The corresponding result is:

**kern	**kern
*C:	*C:
c	.
d	.
e	c d e f
f	d e f g
g	e f g a
a	f g a b
b	g a b cc
cc	.
*-	*-

The output is now padded with two preceding null tokens with a trailing null token at the end of the spine. In summary, the p option pushes the context records by a specified number of lines. This allows us to move the contextual information around, and so provides more possibilities for searching. In the above case, the pitch ‘e’ is aligned with contextual information that indicates the two pitches that precede ‘e’ and the one pitch that follows it.

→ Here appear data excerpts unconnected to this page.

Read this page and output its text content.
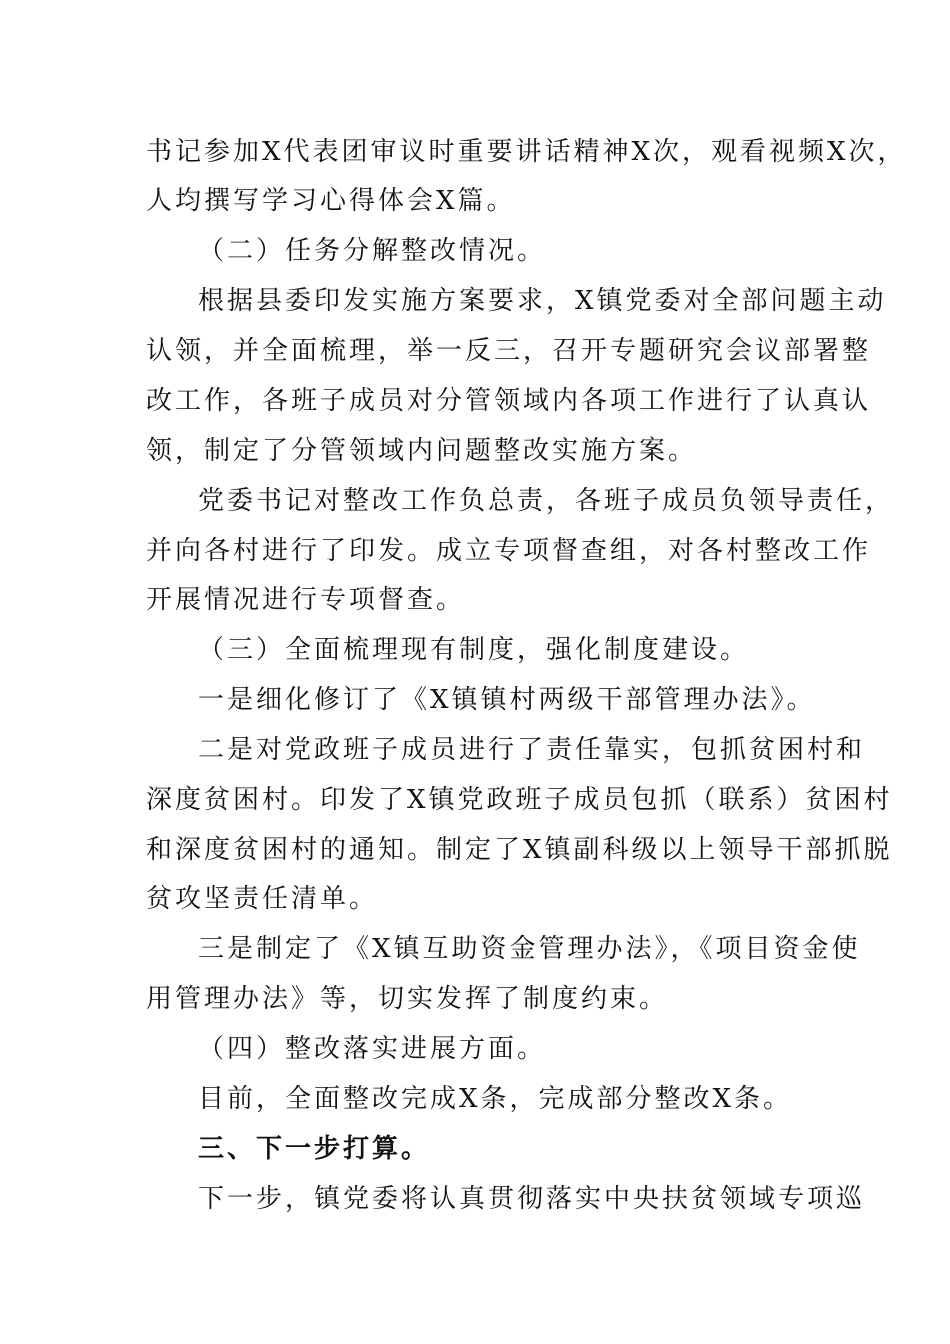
书记参加X代表团审议时重要讲话精神X次，观看视频X次，
人均撰写学习心得体会X篇。
（二）任务分解整改情况。
根据县委印发实施方案要求，X镇党委对全部问题主动
认领，并全面梳理，举一反三，召开专题研究会议部署整
改工作，各班子成员对分管领域内各项工作进行了认真认
领，制定了分管领域内问题整改实施方案。
党委书记对整改工作负总责，各班子成员负领导责任，
并向各村进行了印发。成立专项督查组，对各村整改工作
开展情况进行专项督查。
（三）全面梳理现有制度，强化制度建设。
一是细化修订了《X镇镇村两级干部管理办法》。
二是对党政班子成员进行了责任靠实，包抓贫困村和
深度贫困村。印发了X镇党政班子成员包抓（联系）贫困村
和深度贫困村的通知。制定了X镇副科级以上领导干部抓脱
贫攻坚责任清单。
三是制定了《X镇互助资金管理办法》，《项目资金使
用管理办法》等，切实发挥了制度约束。
（四）整改落实进展方面。
目前，全面整改完成X条，完成部分整改X条。
三、下一步打算。
下一步，镇党委将认真贯彻落实中央扶贫领域专项巡
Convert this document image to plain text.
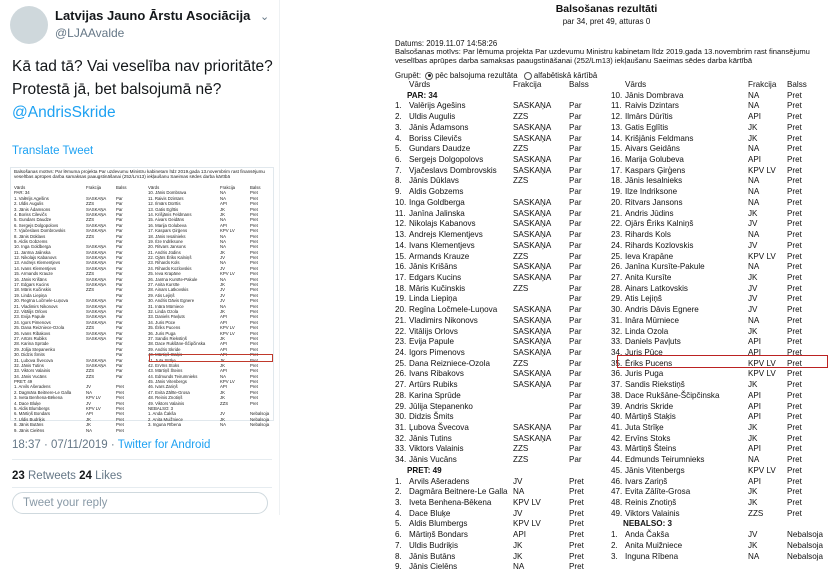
Latvijas Jauno Ārstu Asociācija
@LJAAvalde
⌄
Kā tad tā? Vai veselība nav prioritāte?
Protestā jā, bet balsojumā nē?
@AndrisSkride
Translate Tweet
Balsošanas motīvs: Par lēmuma projekta Par uzdevumu Ministru kabinetam līdz 2019.gada 13.novembrim rast finansējumu veselības aprūpes darba samaksas paaugstināšanai (252/Lm13) iekļaušanu Saeimas sēdes darba kārtībā
Vārds	Frakcija	Balss
PAR: 34
1. Valērijs Agešins	SASKAŅA Par
2. Uldis Augulis	ZZS	Par
3. Jānis Ādamsons	SASKAŅA Par
4. Boriss Cilevičs	SASKAŅA Par
5. Gundars Daudze	ZZS	Par
6. Sergejs Dolgopolovs	SASKAŅA Par
7. Vjačeslavs Dombrovskis	SASKAŅA Par
8. Jānis Dūklavs	ZZS	Par
9. Aldis Gobzems	Par
10. Inga Goldberga	SASKAŅA Par
11. Janīna Jalinska	SASKAŅA Par
12. Nikolajs Kabanovs	SASKAŅA Par
13. Andrejs Klementjevs	SASKAŅA Par
14. Ivans Klementjevs	SASKAŅA Par
15. Armands Krauze	ZZS	Par
16. Jānis Krišāns	SASKAŅA Par
17. Edgars Kucins	SASKAŅA Par
18. Māris Kučinskis	ZZS	Par
19. Linda Liepiņa	Par
20. Regīna Ločmele-Luņova	SASKAŅA Par
21. Vladimirs Nikonovs	SASKAŅA Par
22. Vitālijs Orlovs	SASKAŅA Par
23. Evija Papule	SASKAŅA Par
24. Igors Pimenovs	SASKAŅA Par
25. Dana Reizniece-Ozola	ZZS	Par
26. Ivans Ribakovs	SASKAŅA Par
27. Artūrs Rubiks	SASKAŅA Par
28. Karina Sprūde	Par
29. Jūlija Stepanenko	Par
30. Didzis Šmits	Par
31. Ļubova Švecova	SASKAŅA Par
32. Jānis Tutins	SASKAŅA Par
33. Viktors Valainis	ZZS	Par
34. Jānis Vucāns	ZZS	Par
PRET: 49
1. Arvils Ašeradens	JV	Pret
2. Dagmāra Beitnere-Le Galla	NA	Pret
3. Iveta Benhena-Bēkena	KPV LV	Pret
4. Dace Bluķe	JV	Pret
5. Aldis Blumbergs	KPV LV	Pret
6. Mārtiņš Bondars	API	Pret
7. Uldis Budriķis	JK	Pret
8. Jānis Butāns	JK	Pret
9. Jānis Cielēns	NA	Pret
Vārds	Frakcija	Balss
10. Jānis Dombrava	NA	Pret
11. Raivis Dzintars	NA	Pret
12. Ilmārs Dūrītis	API	Pret
13. Gatis Eglītis	JK	Pret
14. Krišjānis Feldmans	JK	Pret
15. Aivars Geidāns	NA	Pret
16. Marija Golubeva	API	Pret
17. Kaspars Ģirģens	KPV LV	Pret
18. Jānis Iesalnieks	NA	Pret
19. Ilze Indriksone	NA	Pret
20. Ritvars Jansons	NA	Pret
21. Andris Jūdins	JK	Pret
22. Ojārs Ēriks Kalniņš	JV	Pret
23. Rihards Kols	NA	Pret
24. Rihards Kozlovskis	JV	Pret
25. Ieva Krapāne	KPV LV	Pret
26. Janīna Kursīte-Pakule	NA	Pret
27. Anita Kursīte	JK	Pret
28. Ainars Latkovskis	JV	Pret
29. Atis Lejiņš	JV	Pret
30. Andris Dāvis Egnere	JV	Pret
31. Ināra Mūrniece	NA	Pret
32. Linda Ozola	JK	Pret
33. Daniels Pavļuts	API	Pret
34. Juris Pūce	API	Pret
35. Ēriks Pucens	KPV LV	Pret
36. Juris Puga	KPV LV	Pret
37. Sandis Riekstiņš	JK	Pret
38. Dace Rukšāne-Ščipčinska	API	Pret
39. Andris Skride	API	Pret
40. Mārtiņš Staķis	API	Pret
41. Juta Strīķe	JK	Pret
42. Ervīns Stoks	JK	Pret
43. Mārtiņš Šteins	API	Pret
44. Edmunds Teirumnieks	NA	Pret
45. Jānis Vitenbergs	KPV LV	Pret
46. Ivars Zariņš	API	Pret
47. Evita Zālīte-Grosa	JK	Pret
48. Reinis Znotiņš	JK	Pret
49. Viktors Valainis	ZZS	Pret
NEBALSO: 3
1. Anda Čakša	JV	Nebalsoja
2. Anita Muižniece	JK	Nebalsoja
3. Inguna Rībena	NA	Nebalsoja
18:37 · 07/11/2019 · Twitter for Android
23 Retweets 24 Likes
Tweet your reply
Balsošanas rezultāti
par 34, pret 49, atturas 0
Datums: 2019.11.07 14:58:26
Balsošanas motīvs: Par lēmuma projekta Par uzdevumu Ministru kabinetam līdz 2019.gada 13.novembrim rast finansējumu veselības aprūpes darba samaksas paaugstināšanai (252/Lm13) iekļaušanu Saeimas sēdes darba kārtībā
Grupēt: pēc balsojuma rezultāta alfabētiskā kārtībā
Vārds	Frakcija	Balss
PAR: 34
1. Valērijs Agešins	SASKAŅA Par
2. Uldis Augulis	ZZS	Par
3. Jānis Ādamsons	SASKAŅA Par
4. Boriss Cilevičs	SASKAŅA Par
5. Gundars Daudze	ZZS	Par
6. Sergejs Dolgopolovs	SASKAŅA Par
7. Vjačeslavs Dombrovskis SASKAŅA Par
8. Jānis Dūklavs	ZZS	Par
9. Aldis Gobzems	Par
10. Inga Goldberga	SASKAŅA Par
11. Janīna Jalinska	SASKAŅA Par
12. Nikolajs Kabanovs	SASKAŅA Par
13. Andrejs Klementjevs	SASKAŅA Par
14. Ivans Klementjevs	SASKAŅA Par
15. Armands Krauze	ZZS	Par
16. Jānis Krišāns	SASKAŅA Par
17. Edgars Kucins	SASKAŅA Par
18. Māris Kučinskis	ZZS	Par
19. Linda Liepiņa	Par
20. Regīna Ločmele-Luņova SASKAŅA Par
21. Vladimirs Nikonovs	SASKAŅA Par
22. Vitālijs Orlovs	SASKAŅA Par
23. Evija Papule	SASKAŅA Par
24. Igors Pimenovs	SASKAŅA Par
25. Dana Reizniece-Ozola	ZZS	Par
26. Ivans Ribakovs	SASKAŅA Par
27. Artūrs Rubiks	SASKAŅA Par
28. Karina Sprūde	Par
29. Jūlija Stepanenko	Par
30. Didzis Šmits	Par
31. Ļubova Švecova	SASKAŅA Par
32. Jānis Tutins	SASKAŅA Par
33. Viktors Valainis	ZZS	Par
34. Jānis Vucāns	ZZS	Par
PRET: 49
1. Arvils Ašeradens	JV	Pret
2. Dagmāra Beitnere-Le Galla NA	Pret
3. Iveta Benhena-Bēkena	KPV LV	Pret
4. Dace Bluķe	JV	Pret
5. Aldis Blumbergs	KPV LV	Pret
6. Mārtiņš Bondars	API	Pret
7. Uldis Budriķis	JK	Pret
8. Jānis Butāns	JK	Pret
9. Jānis Cielēns	NA	Pret
Vārds	Frakcija Balss
10. Jānis Dombrava	NA	Pret
11. Raivis Dzintars	NA	Pret
12. Ilmārs Dūrītis	API	Pret
13. Gatis Eglītis	JK	Pret
14. Krišjānis Feldmans	JK	Pret
15. Aivars Geidāns	NA	Pret
16. Marija Golubeva	API	Pret
17. Kaspars Ģirģens	KPV LV Pret
18. Jānis Iesalnieks	NA	Pret
19. Ilze Indriksone	NA	Pret
20. Ritvars Jansons	NA	Pret
21. Andris Jūdins	JK	Pret
22. Ojārs Ēriks Kalniņš	JV	Pret
23. Rihards Kols	NA	Pret
24. Rihards Kozlovskis	JV	Pret
25. Ieva Krapāne	KPV LV Pret
26. Janīna Kursīte-Pakule	NA	Pret
27. Anita Kursīte	JK	Pret
28. Ainars Latkovskis	JV	Pret
29. Atis Lejiņš	JV	Pret
30. Andris Dāvis Egnere	JV	Pret
31. Ināra Mūrniece	NA	Pret
32. Linda Ozola	JK	Pret
33. Daniels Pavļuts	API	Pret
34. Juris Pūce	API	Pret
35. Ēriks Pucens	KPV LV Pret
36. Juris Puga	KPV LV Pret
37. Sandis Riekstiņš	JK	Pret
38. Dace Rukšāne-Ščipčinska	API	Pret
39. Andris Skride	API	Pret
40. Mārtiņš Staķis	API	Pret
41. Juta Strīķe	JK	Pret
42. Ervīns Stoks	JK	Pret
43. Mārtiņš Šteins	API	Pret
44. Edmunds Teirumnieks	NA	Pret
45. Jānis Vitenbergs	KPV LV Pret
46. Ivars Zariņš	API	Pret
47. Evita Zālīte-Grosa	JK	Pret
48. Reinis Znotiņš	JK	Pret
49. Viktors Valainis	ZZS	Pret
NEBALSO: 3
1. Anda Čakša	JV	Nebalsoja
2. Anita Muižniece	JK	Nebalsoja
3. Inguna Rībena	NA	Nebalsoja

By way of example, suppose we are looking for a submediant pitch that is approached by two melodic intervals of an ascending major third followed by a descending major second. First, we generate independent mint and deg outputs. Next we process the mint data using context to create pairs of successive intervals. Without the p option, the assembled output might look as follows:

**deg	**mint
*C:	*C:
3	[e] +m2
^4	+m2 +M2
^5	+M2 +M3
^7	+M3 -M2
v6	-M2 +m3
^1	+m3 -P4
v5	.
*-	*-

With p 1 the output becomes:

**deg	**mint
*C:	*C:
3	.
^4	[e] +m2
^5	+m2 +M2
^7	+M2 +M3
v6	+M3 -M2
^1	-M2 +m3
v5	+m3 -P4
*-	*-

Now we can search directly for the situation of interest:

grep '6  +M3 -M2$'

Reprise

The context command essentially transforms sequences of events into collections of pseudo-concurrent events. This pseudo-concurrent arrangement enables processing using line-oriented or record-oriented tools — most notably grep, sed, humsed and awk. For example, it facilitates pattern searching using grep and also allows useful manipulations via tools such as humsed. The manner by which data tokens are collected together can be defined by a starting marker or an ending marker or both. Particular types of data can be excluded or omitted from the collections using the o option, and the collections can be transported or pushed forward through the spine using the p option.

We’ve seen a number of ways by which context can be used to establish a particular context for data. In Chapter 21 we will see how the patt command can be used to establish other kinds of contexts and how both of these commands can be used together.